In a pivotal Phase 2 study of erdafitinib (BALVERSA, Janssen Pharmaceutical Companies) in 99 patients with FGFR-altered urothelial cancers, 74 of whom had FGFR3 mutations and 25 of whom had FGFR2/3 fusions, an objective response rate (ORR) of 40% was demonstrated with a median duration of response (DOR) of 5.6 months. Furthermore, 39% of patients demonstrated SD. Median progression-free survival (PFS) was 5.5 months and median overall survival (OS) was 13.8 months. These results led to the accelerated approval of erdafitinib by the FDA in April 2019 for previously treated FGFR3-altered urothelial carcinomas.10 Additional pan-FGFR inhibitors that have been studied in urothelial cancer include infigratinib (QED Therapeutics), pemigatinib (Incyte Corporation) and rogaratinib (Bayer). In a Phase 1 expansion cohort study of infigratinib that enrolled 67 patients with FGFR3 alterations, an ORR of 25% and an SD of 39% were reached.83 Compared with erdafitinib, infigratinib had slightly inferior median PFS and OS values of 3.7 and 7.7 months, respectively, potentially due to enrolling slightly later-line patients.
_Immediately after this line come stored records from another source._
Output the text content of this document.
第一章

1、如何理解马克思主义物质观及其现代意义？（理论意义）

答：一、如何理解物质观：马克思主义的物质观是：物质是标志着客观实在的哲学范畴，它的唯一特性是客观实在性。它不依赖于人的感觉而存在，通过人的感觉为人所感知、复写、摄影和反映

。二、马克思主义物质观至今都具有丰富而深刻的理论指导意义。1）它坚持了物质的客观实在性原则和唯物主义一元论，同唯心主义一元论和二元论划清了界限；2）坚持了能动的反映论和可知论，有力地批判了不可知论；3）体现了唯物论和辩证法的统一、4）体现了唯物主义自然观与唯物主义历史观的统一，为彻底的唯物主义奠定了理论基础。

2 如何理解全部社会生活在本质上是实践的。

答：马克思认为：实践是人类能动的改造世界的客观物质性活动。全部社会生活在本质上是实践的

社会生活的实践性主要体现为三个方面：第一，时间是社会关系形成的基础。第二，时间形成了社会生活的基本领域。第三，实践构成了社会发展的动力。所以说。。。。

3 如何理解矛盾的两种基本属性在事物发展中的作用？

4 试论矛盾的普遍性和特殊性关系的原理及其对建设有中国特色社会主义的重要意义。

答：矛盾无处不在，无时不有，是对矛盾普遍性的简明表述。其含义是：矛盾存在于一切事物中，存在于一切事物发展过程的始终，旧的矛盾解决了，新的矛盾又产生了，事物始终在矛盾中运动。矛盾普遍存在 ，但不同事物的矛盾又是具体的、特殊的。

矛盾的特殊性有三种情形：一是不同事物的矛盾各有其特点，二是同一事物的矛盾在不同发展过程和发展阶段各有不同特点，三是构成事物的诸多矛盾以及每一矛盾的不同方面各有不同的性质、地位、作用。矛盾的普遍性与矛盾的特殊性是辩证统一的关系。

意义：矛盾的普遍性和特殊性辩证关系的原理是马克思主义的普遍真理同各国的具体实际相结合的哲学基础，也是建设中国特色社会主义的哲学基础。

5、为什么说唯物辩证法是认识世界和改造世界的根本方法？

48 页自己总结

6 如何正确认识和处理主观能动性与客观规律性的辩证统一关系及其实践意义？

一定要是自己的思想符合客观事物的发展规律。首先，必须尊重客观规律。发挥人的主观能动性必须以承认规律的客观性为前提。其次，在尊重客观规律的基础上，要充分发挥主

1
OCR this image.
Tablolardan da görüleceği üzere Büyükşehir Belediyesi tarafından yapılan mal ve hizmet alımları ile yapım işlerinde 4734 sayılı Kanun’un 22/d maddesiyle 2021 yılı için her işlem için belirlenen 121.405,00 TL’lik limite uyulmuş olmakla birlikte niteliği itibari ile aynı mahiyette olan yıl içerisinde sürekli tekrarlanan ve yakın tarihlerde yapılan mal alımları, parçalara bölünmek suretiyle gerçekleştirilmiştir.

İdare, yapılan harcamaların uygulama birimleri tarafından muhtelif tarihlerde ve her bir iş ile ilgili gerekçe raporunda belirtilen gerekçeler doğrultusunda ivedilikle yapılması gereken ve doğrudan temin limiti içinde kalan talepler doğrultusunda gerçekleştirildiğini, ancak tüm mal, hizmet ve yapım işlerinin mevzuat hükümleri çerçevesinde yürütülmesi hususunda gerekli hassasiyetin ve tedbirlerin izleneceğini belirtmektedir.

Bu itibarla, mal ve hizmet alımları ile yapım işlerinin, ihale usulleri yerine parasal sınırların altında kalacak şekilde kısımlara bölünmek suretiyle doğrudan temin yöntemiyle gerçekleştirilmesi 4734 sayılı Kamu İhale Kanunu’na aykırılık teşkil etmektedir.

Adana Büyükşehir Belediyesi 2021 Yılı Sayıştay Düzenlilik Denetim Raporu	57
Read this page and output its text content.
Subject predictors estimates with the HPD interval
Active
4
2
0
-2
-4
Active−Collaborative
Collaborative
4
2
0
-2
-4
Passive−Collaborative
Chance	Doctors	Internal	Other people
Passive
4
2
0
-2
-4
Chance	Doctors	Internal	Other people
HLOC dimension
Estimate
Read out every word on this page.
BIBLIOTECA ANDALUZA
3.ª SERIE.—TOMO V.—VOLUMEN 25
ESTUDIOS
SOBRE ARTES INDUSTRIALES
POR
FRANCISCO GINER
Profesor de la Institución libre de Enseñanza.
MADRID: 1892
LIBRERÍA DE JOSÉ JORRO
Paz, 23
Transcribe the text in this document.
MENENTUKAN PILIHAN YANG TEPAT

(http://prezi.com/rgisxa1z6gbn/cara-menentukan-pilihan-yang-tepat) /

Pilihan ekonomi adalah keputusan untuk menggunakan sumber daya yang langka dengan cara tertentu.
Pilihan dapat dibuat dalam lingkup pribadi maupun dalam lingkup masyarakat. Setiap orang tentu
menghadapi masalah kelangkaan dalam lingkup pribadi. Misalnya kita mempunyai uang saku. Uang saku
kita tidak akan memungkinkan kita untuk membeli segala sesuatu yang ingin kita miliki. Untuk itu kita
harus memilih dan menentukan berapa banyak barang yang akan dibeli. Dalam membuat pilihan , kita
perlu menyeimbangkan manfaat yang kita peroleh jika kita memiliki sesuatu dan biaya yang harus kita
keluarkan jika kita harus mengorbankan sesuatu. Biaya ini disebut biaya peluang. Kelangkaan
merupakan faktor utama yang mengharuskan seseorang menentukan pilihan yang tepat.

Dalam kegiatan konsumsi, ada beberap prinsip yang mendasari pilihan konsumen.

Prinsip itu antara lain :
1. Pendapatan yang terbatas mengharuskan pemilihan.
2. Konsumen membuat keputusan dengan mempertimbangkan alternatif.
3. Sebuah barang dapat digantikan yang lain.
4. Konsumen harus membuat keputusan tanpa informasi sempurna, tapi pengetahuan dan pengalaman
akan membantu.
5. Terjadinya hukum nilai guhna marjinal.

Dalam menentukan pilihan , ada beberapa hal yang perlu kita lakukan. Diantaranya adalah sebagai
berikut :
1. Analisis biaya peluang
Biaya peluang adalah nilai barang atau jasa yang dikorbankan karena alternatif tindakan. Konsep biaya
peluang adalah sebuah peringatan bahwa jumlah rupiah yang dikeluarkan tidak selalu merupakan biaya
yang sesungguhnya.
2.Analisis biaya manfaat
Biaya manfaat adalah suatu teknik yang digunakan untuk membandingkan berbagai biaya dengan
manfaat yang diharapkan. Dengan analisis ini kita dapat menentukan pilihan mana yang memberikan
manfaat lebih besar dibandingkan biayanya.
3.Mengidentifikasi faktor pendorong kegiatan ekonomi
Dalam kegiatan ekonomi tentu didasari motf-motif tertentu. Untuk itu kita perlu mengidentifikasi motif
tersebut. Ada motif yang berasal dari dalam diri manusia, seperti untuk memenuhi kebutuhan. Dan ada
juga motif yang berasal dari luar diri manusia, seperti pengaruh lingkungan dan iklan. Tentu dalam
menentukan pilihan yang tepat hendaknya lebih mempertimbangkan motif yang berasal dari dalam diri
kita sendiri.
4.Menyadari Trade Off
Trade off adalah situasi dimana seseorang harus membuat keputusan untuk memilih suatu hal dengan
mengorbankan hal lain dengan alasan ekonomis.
A Phase 2 study of pemigatinib conducted in 103 FGFR-altered patients (comprising 61 patients with FGFR3 mutations or fusions and 42 patients with other FGFR/FGF driver alterations) achieved an ORR of 21% and a SD of 36%, with a median PFS of 4.1 months (OS not assessed).84 Finally, a Phase 1 expansion study of rogaritinib was carried out in 52 urothelial cancer patients with high FGFR1–3 mRNA expression in pre-treatment tumour biopsies.85 Of these 52 patients, 48 harboured high FGFR3 expression in their tumours (16/48 had FGFR3 mutations; 2/48 had FGFR3 fusions); an ORR of 24% and SD of 49% were achieved, with median PFS of ~3.3 months.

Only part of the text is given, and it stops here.